A quick glance over the German brand’s price lists reveals no fewer than five other convertible options – the C-Class, E-Class, AMG GT, SL and SLC, of which the last two feature folding metal roofs. All others have an electric folding fabric roof but it appears that Mercedes put extra effort, silence and quality into the ones for its topless S-Classes.

It’s the one thing they didn’t skimp on – quality. You can feel, see, touch and smell it inside the opulent cabin of this car. Two gigantic monitors display everything you could possibly want, all buttons feel durable, the stitching and surfaces are top notch and almost everything is powered, automatic or self-propelled.

Yes, this car can even drive itself for brief moments of sheer driver terror but therein lies my other luxury convertible criteria – how does it drive? The initial exhaust burble on starting its 335kW 4.7-litre turbo-petrol V8 seemed promising but the car never got any louder after that… yes, even in Sport mode.

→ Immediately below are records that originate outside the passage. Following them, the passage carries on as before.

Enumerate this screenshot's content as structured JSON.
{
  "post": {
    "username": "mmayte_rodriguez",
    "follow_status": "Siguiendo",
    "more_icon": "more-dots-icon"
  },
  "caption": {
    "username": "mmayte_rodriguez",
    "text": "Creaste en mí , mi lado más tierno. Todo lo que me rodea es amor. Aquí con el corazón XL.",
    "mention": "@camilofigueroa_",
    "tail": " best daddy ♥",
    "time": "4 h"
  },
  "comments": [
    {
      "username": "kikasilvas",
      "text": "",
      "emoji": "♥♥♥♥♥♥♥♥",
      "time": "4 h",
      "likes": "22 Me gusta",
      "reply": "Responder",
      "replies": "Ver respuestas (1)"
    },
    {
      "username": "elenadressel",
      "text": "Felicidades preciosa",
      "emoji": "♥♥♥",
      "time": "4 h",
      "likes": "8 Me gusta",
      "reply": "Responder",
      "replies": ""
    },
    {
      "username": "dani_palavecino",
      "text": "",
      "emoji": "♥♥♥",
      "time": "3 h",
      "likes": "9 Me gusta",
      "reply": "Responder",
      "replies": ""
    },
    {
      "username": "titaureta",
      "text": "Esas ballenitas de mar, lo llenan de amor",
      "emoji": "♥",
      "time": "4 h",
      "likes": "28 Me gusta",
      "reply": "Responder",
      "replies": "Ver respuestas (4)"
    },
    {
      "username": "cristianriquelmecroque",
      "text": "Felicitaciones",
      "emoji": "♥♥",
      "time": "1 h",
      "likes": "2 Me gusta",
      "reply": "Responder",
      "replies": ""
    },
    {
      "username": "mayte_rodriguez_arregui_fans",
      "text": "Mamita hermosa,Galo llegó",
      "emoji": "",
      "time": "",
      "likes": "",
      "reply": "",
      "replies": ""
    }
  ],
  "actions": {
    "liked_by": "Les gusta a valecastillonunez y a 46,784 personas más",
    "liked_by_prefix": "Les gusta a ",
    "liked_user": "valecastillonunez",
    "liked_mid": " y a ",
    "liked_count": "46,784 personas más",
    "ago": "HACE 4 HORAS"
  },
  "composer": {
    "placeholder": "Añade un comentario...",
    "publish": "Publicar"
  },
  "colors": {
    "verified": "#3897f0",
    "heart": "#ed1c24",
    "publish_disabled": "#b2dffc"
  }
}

Said mode can toughen up the gearbox or suspension but this S500 Cabrio never howled or roared as nicely as the S500 Coupé I tested a few years ago, even when manually pawing through most of its nine gears. Yes, you read correctly. Nine. And the final one can do 90km/h at around 900rpm…

Sure, you can blast past 100km/h in about five seconds but it will only do so after considerable hesitation from the lazy gearbox and turbochargers. Even then, any forward shove (up to 700Nm) is of the gentlest and most polished variety. Hell, the car’s air suspension even leans into corners like a motorbike for extra ride comfort.

The S500 Cabriolet won’t roar, bite, slide or wheel-spin because it’s too polite for that and only wants to cosset you and up to three passengers in sheer softness. Which it does perfectly. Other luxury convertible traits include roof operation up to 60km/h, keyless everything, two wind deflectors and multiple front seat heaters.

All this came together beautiful on a chilly Monday night when I cruised home with the top down and the (sumptuous Burmester) system up. This is the pinnacle of Mercedes luxury, this is very near the top of elegant convertible travel and this is most certainly not pointless. It is extravagantly perfect.

This S500 is the only convertible Mercedes-Benz S-Class model available at around N$2.4 million with a two-year unlimited mileage warranty and six years or 100,000km worth of maintenance plan included in the price.